(The following article by Jim Smith was posted on the Philadelphia Daily News website on October 7.)
PHILADELPHIA — A federal judge yesterday began taking testimony on why SEPTA didn’t award the multi-million-dollar Market Street Elevated reconstruction project to the low bidder.
The El project, the largest in the transit agency’s history, was given to Market-Street Constructors, which bid $139.7 million, about $1 million higher than the lowest bidder, Conti Enterprises Inc.
Conti sued SEPTA to win the work demolishing the old elevated train tracks and erecting four stations on Market Street in West Philadelphia.
The heart of the court dispute centers on so-called “Buy America” laws. The job requires the contractor to use about 320 feet of “new” contact rail – the rail that supplies electrical power to the trains. The steel rails cost less than $10,000.
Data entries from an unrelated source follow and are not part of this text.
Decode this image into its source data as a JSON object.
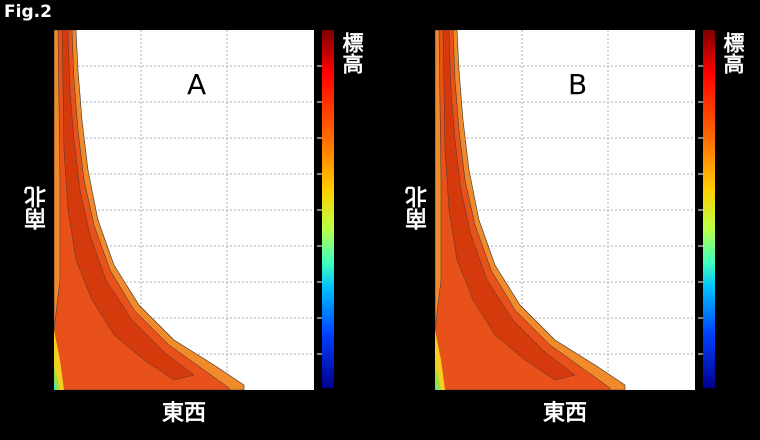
{
  "figure_label": "Fig.2",
  "panels": [
    {
      "letter": "A",
      "x_label": "東西",
      "y_label": "南北",
      "colorbar_label": "標高"
    },
    {
      "letter": "B",
      "x_label": "東西",
      "y_label": "南北",
      "colorbar_label": "標高"
    }
  ],
  "colors": {
    "background": "#000000",
    "dark_red": "#d43a0c",
    "red_orange": "#e8521a",
    "orange": "#f08a2a",
    "yellow": "#f5d020",
    "green": "#9be040",
    "cyan": "#40e0c0"
  },
  "colorbar_scale": "jet"
}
In bidding, Conti and two other companies said they could not get domestically produced rail and would have to buy the rail overseas.
MSC, however, claims it found 22-year-old, but-never-used USA- made rail rusting away in a rail contractor’s yard in North Jersey.
SEPTA investigated and found the rail to meet all contract specifications. SEPTA decided that both federal and Pennsylvania law required that the contract had to be awarded to MSC, lawyers for SEPTA and MSC argued in court yesterday.
SEPTA lawyer Nicholas J. Staffieri said that although the rail that MSC intends to use for the job was made in 1981, “it’s new-contact rail; it’s never been used.”
The rail was made in Steelton, Pa., the lawyer noted. SEPTA sent pieces to a metallurgist for testing, and it was found to meet all contract specifications, Staffieri said.
MSC met the “Buy America” requirements and SEPTA was “bound to accept” MSC’s bid, “even though SEPTA must pay an extra million dollars,” Staffieri asserted.
Lawyers for Conti claim that SEPTA should have sought a waiver of the Buy America legal requirements, since the cost of the rail was such a minor element of the $138.7 million that Conti bid.
In the “public interest,” SEPTA, which is in the midst of a budget crisis, would have saved more than $1 million by using Conti.
And no American jobs would have been lost by procuring the rail oversees, since such rail is no longer made in America, said Conti’s lawyer, Howard M. Cyr.